In certain cohorts of risk profile, we are more confident of the protective value gained from the non-disclosures uncovered from the supplementary sources, and in some other cohorts, we can define rules sets to triage the skipping of invasive labs or APS and use digital clinical labs instead.

In one study, we found that EHRs can help accelerate the decision pipeline, and 50% of the time the underwriters arrived at the same underwriting decision using this newer data source compared to traditional paths.

EHRs are used at the point of care to generate a detailed profile of an individual’s health history. Underwriters’ exposure to EHRs has accelerated since the COVID-19 pandemic but has often resulted in lower automation efficiency and higher manual underwriting time and effort to assess long, detailed and repetitive EHRs. The challenges with efficiency and time are premised on both the inherent challenges of raw clinical data and the challenges associated with industry understanding, workflows and change management.  Since the data has both machine readable and unstructured elements, data semantic normalization can be combined with natural language processing technologies to drive integration into an underwriting rules engine to generate a faster, more consistent, more cost-effective, and more accurate traditional underwriting assessment.

However, integration poses a challenge, and the development and deployment of robust data analysis and visualization tools, which bring everything together in one customer risk view, is needed to move this solution forward

Change Management Needed At All Levels

When individual carriers begin to evolve in newer products or processes to offer coverage with the help of new tools and data, the explainability and training of agents needed to keep the distribution process up to date grows more complex. Rolling out a newer process without engaging and co-developing with the rest of the value chain can cause roadblocks to successful adoption.

In our industry trust and relationships are invaluable. The back-office support BGAs provide to insurance agents has consistently been backed by data and technology. Active agent awareness and upskilling tools are needed to create transparency around the data and processes. This contributes to an increase of take-up rates. When agents can track application processes and provide better estimates around turnaround times, it helps them improve trust with customers and drive cross sell opportunities.

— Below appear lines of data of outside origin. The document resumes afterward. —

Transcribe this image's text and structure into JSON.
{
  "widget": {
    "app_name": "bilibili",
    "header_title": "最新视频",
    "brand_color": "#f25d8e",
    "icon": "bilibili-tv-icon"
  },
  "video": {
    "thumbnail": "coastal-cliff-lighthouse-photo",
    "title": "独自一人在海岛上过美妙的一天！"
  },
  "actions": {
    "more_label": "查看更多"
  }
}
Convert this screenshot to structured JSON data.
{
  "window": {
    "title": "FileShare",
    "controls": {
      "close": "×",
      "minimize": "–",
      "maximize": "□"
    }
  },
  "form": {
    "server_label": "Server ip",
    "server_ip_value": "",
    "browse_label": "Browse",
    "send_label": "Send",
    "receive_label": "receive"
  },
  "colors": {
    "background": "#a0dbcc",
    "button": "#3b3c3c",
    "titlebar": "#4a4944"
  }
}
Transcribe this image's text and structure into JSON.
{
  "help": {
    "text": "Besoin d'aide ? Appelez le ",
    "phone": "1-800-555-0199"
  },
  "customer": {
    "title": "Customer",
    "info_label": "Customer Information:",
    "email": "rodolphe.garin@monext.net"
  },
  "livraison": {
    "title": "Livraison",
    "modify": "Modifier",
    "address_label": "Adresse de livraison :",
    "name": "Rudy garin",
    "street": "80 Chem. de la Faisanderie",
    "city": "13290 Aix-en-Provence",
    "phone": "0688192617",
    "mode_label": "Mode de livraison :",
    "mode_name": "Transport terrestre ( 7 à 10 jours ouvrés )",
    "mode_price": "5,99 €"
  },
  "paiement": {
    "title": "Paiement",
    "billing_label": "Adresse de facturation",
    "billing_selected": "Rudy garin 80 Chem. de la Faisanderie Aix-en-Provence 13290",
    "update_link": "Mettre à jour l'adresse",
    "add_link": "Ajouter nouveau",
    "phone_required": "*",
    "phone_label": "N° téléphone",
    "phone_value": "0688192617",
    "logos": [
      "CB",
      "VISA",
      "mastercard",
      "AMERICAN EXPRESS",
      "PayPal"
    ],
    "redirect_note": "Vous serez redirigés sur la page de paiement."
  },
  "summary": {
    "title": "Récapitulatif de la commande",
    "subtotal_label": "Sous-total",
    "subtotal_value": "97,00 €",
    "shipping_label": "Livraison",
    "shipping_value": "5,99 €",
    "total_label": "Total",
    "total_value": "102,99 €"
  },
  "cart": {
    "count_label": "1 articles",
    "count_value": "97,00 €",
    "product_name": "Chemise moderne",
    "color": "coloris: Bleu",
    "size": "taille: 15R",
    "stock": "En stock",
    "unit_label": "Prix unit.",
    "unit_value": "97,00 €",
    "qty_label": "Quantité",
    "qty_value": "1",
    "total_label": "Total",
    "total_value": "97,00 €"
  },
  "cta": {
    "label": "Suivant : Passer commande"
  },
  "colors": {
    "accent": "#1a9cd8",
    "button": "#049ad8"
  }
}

Underwriting teams are also undergoing a change management and training exercise as alternative data is used for assessment of risk in underwriting and the level of experience of underwriters varies across the industry. The clinical data also presents some unique aspects to learn, trust and build upon compared to the traditional narrative of a case, upon which underwriters have notoriously relied.

As efficiencies in the utilization of underwriting time improves, the use of newer data sources also provides innovation towards new distribution opportunities to reach more uninsured and underserved pools of risk.

Launchpad For Success And Differentiation

We are in a decade where the life insurance industry is adopting new data and technology at a fast pace. The modern consumer is surrounded by digital channels to access products, conversational AI, fitness apps and wearables, which all have had a hand in shaping the consumer mindset to be more willing to share data if there is a value proposition to improve their overall experience.

Successful innovations are embedded and connected within the insurance ethos bringing higher transparency into the applicant journey for the agents, seamless experience for the end customer and more efficient underwriting. What we build today, we need to be able to sustain and upgrade for the next 30 years. An impactful innovation team is integrated and cross functional. IMOs can improve customer targeting with the help of enhanced digital data and improve BGA relationships by delivering the right product fit for the right customer.